The abundance and delicacy of this fish causes everyone to eat it, and it does not require much effort to give it a good taste. You can make do with boiling them in water with salt, chili, and a bundle of fine herbs. They have neither scales to remove nor stings to fear and they carry their own butter with them because though they are small, it does not stop them from being fat.

You also put them between two plates with a little fresh butter, fine herbs, pepper, salt, and orange skins and when they are ready to serve, you finish them with a sauce bound with an egg yolk and vinegar and grate a little nutmeg on top.

Of course, we do not actually catch fish larvae during spawning season any more, so it is not easy to replicate what this would have tasted like.

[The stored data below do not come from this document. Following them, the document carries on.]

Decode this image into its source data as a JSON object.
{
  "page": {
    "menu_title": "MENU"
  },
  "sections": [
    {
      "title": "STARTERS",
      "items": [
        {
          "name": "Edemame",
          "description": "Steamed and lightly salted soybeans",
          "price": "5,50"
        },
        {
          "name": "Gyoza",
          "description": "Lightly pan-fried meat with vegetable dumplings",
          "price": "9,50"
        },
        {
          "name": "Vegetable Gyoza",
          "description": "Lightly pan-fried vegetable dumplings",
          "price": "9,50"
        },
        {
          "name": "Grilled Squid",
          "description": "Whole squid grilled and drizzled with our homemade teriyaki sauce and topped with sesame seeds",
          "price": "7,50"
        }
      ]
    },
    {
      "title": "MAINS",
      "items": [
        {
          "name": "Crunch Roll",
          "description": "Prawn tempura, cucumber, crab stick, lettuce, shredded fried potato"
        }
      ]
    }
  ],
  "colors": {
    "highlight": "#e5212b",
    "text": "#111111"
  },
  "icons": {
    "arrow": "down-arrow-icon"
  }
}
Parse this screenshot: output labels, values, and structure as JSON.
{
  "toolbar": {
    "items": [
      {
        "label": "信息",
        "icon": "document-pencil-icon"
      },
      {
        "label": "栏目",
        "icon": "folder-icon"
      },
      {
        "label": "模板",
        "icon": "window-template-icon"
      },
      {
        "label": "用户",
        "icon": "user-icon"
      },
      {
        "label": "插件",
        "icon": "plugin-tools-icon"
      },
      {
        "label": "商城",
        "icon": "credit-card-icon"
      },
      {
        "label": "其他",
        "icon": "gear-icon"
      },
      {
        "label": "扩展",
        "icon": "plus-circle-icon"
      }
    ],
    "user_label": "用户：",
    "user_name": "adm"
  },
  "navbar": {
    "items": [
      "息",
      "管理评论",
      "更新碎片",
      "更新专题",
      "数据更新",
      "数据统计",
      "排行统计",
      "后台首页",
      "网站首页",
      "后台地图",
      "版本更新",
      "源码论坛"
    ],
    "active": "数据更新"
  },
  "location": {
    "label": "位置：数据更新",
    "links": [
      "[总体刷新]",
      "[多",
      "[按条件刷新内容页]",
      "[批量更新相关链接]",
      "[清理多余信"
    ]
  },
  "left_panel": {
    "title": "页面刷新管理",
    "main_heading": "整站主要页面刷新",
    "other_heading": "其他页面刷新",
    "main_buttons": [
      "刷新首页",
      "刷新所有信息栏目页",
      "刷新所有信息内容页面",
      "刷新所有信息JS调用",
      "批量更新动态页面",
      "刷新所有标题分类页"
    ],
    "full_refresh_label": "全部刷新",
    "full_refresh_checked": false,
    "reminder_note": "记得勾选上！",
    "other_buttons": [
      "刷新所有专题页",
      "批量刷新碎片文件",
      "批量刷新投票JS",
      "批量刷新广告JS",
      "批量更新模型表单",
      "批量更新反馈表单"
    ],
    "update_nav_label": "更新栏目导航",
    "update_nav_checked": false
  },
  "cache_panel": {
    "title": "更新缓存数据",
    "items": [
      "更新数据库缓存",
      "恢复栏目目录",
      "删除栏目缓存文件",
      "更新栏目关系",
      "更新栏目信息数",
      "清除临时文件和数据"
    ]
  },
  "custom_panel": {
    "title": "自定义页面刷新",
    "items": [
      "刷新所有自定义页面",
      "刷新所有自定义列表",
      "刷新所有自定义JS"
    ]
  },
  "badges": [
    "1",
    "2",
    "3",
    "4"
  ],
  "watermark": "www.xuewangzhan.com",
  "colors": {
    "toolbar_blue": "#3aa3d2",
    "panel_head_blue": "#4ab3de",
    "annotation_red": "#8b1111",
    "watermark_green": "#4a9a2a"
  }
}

I had hoped to get small sardines or whitebait of some kind, but the smallest fish the shop carried that day were immature milkfish. These are, of course, a Pacific species, but I still wanted to try the sauce and so I went ahead.

Ready to go

The technique of cooking the fish ‘between two plates’ is a familiar and traditional one in which two ceramic bowls are inverted over each other to produce an enclosed space, sometimes closed with water paste or clay, and placed near the fire. Today, this is easiest to replicate using a deep pan with a lid on a low heat. I melted butter in it, dropped in orange skin, herbs, salt and pepper, and added the fish one it was hot enough to gently cook it. As soon as the fish were cooked on one side, I flipped them over. After removing the orange skin, I added a good splash of vinegar and some water because I was concerned the whole was getting too dry. After another miunute of cooking, I removed the fish and tried to thicken the liquid with egg yolk. I mis-guessed badly and produced more of a scrambled egg than a sauce, but it tasted rather good. So I returned the fish to it and served it with a pinch of nutmeg.

I now assume the original dish is intended to be deeper and more liquid, and the fish, being quite small, will fall apart in cooking. The result would be a kind of fish stew rather than discrete fish in sauce, which I tried to acvhieve. But the taste was very good.